CARLOS GOMES
PRODUZIR PARA QUÊ ?
Naturalmente os produtos destinam-se a satisfazer necessidades individuais dos membros duma sociedade ou necessidades colectivas provenientes duma vida agrupada, estas também denominadas necessidades sociais.
Entre a produção e a satisfação das necessidades estabelece-se uma estreita interdependência. O desenvolvimento da produção dá origem ao aparecimento de novas necessidades e, por sua vez, estas suscitam a aparição de outras que acabam por influir na própria produção.

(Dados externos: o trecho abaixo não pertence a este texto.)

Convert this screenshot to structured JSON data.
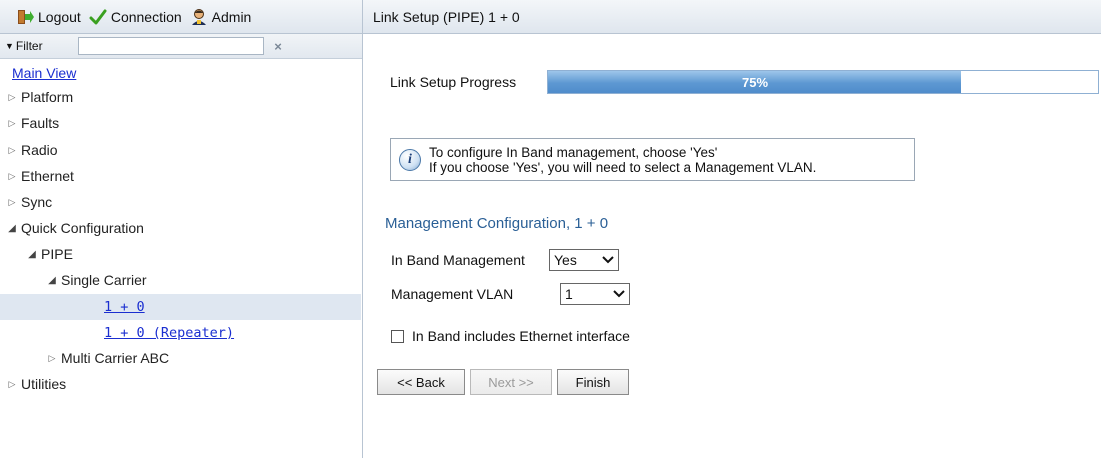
{
  "toolbar": {
    "logout_label": "Logout",
    "connection_label": "Connection",
    "admin_label": "Admin"
  },
  "filter": {
    "label": "Filter",
    "value": "",
    "clear_icon": "×"
  },
  "tree": {
    "main_view": "Main View",
    "platform": "Platform",
    "faults": "Faults",
    "radio": "Radio",
    "ethernet": "Ethernet",
    "sync": "Sync",
    "quick_configuration": "Quick Configuration",
    "pipe": "PIPE",
    "single_carrier": "Single Carrier",
    "one_plus_zero": "1 + 0",
    "one_plus_zero_repeater": "1 + 0 (Repeater)",
    "multi_carrier_abc": "Multi Carrier ABC",
    "utilities": "Utilities"
  },
  "header": {
    "title": "Link Setup (PIPE) 1 + 0"
  },
  "progress": {
    "label": "Link Setup Progress",
    "percent_text": "75%",
    "fraction": 0.75
  },
  "info": {
    "line1": "To configure In Band management, choose 'Yes'",
    "line2": "If you choose 'Yes', you will need to select a Management VLAN."
  },
  "management": {
    "section_title": "Management Configuration, 1 + 0",
    "in_band_label": "In Band Management",
    "in_band_value": "Yes",
    "vlan_label": "Management VLAN",
    "vlan_value": "1",
    "checkbox_label": "In Band includes Ethernet interface",
    "checkbox_checked": false
  },
  "buttons": {
    "back": "<< Back",
    "next": "Next >>",
    "finish": "Finish"
  },
  "colors": {
    "accent": "#2a5f96",
    "link": "#1a2ed0",
    "progress": "#5d98d2",
    "selected_row": "#dfe7f1"
  }
}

As necessidades consideradas primordiais devem ser satisfeitas de forma contínua e, quando atendidas, os indivíduos empenham-se em satisfazer as restantes. A fronteira entre umas e outras depende do género de vida e do nível de civilização. O progresso da sociedade tende a diversificar e a multiplicar as necessidades e os desejos.
Numa determinada época ou determinada região as necessidades económicas são função da estrutura da sociedade em que o homem vive. Diferem consoante o modo de produção, o meio ambiente, multiplicam-se em função do processo de trabalho, com o aperfeiçoamento dos meios de trabalho, a evolução dos meios técnicos e científicos.
Próximo da necessidade encontra-se o
interesse que pode assumir um carácter individual, de grupo ou de classe.
O interesse manifesta-se na ânsia de alcançar um determinado objectivo ou
meta e nas acções tendentes à sua consecução.
Tanto as necessidades como os interesses intervêm como fonte de actividade
e estimulam a actuar duma determinada maneira e dum determinado sentido.
Este estímulos denominam-se motivações.
Como aptidão técnica para satisfazer uma necessidade, a utilidade possui um carácter objectivo. Para o economista possui ainda um carácter subjectivo, pois a utilidade varia conforme a maior ou menor intensidade da necessidade. Como úteis, sob o ponto de vista económico, são qualificados todos os bens ou serviços que correspondem a necessidades ou desejos independentemente de serem naturais, fictícios, imaginários, viciosos ou prejudiciais, desde que exista produção, distribuição e consumo, em suma, desde que exista trabalho.
No sistema comunitário a produção baseia-se no trabalho individual ou de grupo e realiza-se para seu próprio consumo ou troca acidental. Destina-se à satisfação directa das carências biológicas, culturais ou sociais O mesmo acontece ainda nas formas de produção para auto consumo individual ou dum grupo humano fechado.
No sistema pré-capitalista, em que o produto se transforma também em mercadoria, dá-se uma rotura entre a actividade produtiva e o processo de satisfação das necessidades. A produção adquire uma nova finalidade, como meio de pagamento dum tributo, duma renda em espécie ou em dinheiro, ou como meio de troca.
No sistema capitalista, a lógica da produção não consiste apenas na obtenção de bens económicos destinados a satisfazer necessidades, mas também a forçar o consumo com o objectivo único da maximização do lucro. A motivação do lucro e da valorização do capital leva os produtores e comerciantes a suscitar desejos individuais ou colectivos prescindíveis. Inventam-se necessidades para estimular o consumo. Cria-se a chamada sociedade de consumo que contraria a noção ética de utilidade. A lógica da actividade económica altera-se, passando a produção e a obtenção do lucro a comandar o consumo e não o inverso. A actividade económica decompõe-se assim em duas espécies distintas conforme se destina a satisfazer as necessidades efectivas ou se destina à criação artificial de outras necessidades para provocar uma procura geradora de lucros e riqueza.
Pode inferir-se que a actividade produtiva não é apenas dominada pela satisfação das necessidades, mas também pela acumulação de excedentes e por interesses da sociedade como um todo, das classes ou grupos sociais, definidos pela sua posição dentro de relações económicas e sociais determinadas.